Network Working Group | M. Kucherawy |
Internet-Draft | July 5, 2020 |
Intended status: Experimental | |
Expires: January 6, 2021 |
Recognized Transformations of Messages Bearing DomainKeys Identified Mail (DKIM) Signatures
draft-kucherawy-dkim-transform-01
DomainKeys Identified Mail (DKIM) introduced a mechanism whereby a mail operator can affix a signature to a message that validates at the level of the signer's domain name. It specified two possible ways of converting the message body to a canonical form, one intolerant of changes and the other tolerant of simple changes to whitespace within the message body.
The provided canonicalization schemes do not tolerate changes in a message such as conversion between transfer encodings or addition of new message content. It is useful to have these capabilities to allow for transport through gateways, and also for transport through handlers (such as mailing list services) that might add content that would invalidate a signature generated using the existing canonicalization schemes.
This document presents a mechanism for declaring that a message underwent one of a handful of well-defined transformations prior to being re-signed by a mediator, so that a verifier might rewind such a modification and thereby confirm that the original signature still verifies against the original content.
This Internet-Draft is submitted in full conformance with the provisions of BCP 78 and BCP 79.
Internet-Drafts are working documents of the Internet Engineering Task Force (IETF). Note that other groups may also distribute working documents as Internet-Drafts. The list of current Internet-Drafts is at https://datatracker.ietf.org/drafts/current/.
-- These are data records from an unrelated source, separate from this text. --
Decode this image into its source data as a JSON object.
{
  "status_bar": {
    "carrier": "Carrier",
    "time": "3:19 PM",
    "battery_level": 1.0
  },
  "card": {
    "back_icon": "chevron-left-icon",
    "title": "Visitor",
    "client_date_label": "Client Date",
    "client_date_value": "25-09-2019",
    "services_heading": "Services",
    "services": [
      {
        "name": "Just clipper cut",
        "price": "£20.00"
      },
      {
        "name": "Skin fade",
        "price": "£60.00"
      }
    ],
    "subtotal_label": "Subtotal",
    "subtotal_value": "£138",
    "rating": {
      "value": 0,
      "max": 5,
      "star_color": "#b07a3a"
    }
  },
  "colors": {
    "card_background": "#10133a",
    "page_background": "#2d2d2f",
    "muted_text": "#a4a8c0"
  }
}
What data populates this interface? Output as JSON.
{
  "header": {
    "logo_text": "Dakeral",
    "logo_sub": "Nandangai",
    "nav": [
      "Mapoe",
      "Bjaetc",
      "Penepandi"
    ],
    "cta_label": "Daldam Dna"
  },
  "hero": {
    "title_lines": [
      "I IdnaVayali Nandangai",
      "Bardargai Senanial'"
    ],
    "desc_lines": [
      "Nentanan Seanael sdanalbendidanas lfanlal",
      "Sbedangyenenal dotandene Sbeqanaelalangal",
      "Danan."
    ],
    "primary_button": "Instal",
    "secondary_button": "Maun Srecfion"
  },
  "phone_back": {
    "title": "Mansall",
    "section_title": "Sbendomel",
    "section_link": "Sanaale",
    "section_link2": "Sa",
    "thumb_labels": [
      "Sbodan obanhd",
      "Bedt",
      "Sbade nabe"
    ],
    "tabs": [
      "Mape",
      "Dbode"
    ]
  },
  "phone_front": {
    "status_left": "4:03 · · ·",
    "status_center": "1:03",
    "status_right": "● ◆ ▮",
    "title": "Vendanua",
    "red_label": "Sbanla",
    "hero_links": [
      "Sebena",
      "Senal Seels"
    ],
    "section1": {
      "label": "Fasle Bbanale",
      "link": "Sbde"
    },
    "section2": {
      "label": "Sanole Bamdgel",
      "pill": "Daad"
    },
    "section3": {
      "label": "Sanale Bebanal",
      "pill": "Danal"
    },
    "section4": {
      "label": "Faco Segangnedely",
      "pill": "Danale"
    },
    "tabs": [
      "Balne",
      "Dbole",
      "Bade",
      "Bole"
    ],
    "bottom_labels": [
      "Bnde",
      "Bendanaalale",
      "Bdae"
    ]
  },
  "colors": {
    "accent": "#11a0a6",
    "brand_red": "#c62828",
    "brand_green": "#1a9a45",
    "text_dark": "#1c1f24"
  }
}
Internet-Drafts are draft documents valid for a maximum of six months and may be updated, replaced, or obsoleted by other documents at any time. It is inappropriate to use Internet-Drafts as reference material or to cite them other than as "work in progress."
This Internet-Draft will expire on January 6, 2021.
Copyright (c) 2020 IETF Trust and the persons identified as the document authors. All rights reserved.
This document is subject to BCP 78 and the IETF Trust's Legal Provisions Relating to IETF Documents (https://trustee.ietf.org/license-info) in effect on the date of publication of this document. Please review these documents carefully, as they describe your rights and restrictions with respect to this document. Code Components extracted from this document must include Simplified BSD License text as described in Section 4.e of the Trust Legal Provisions and are provided without warranty as described in the Simplified BSD License.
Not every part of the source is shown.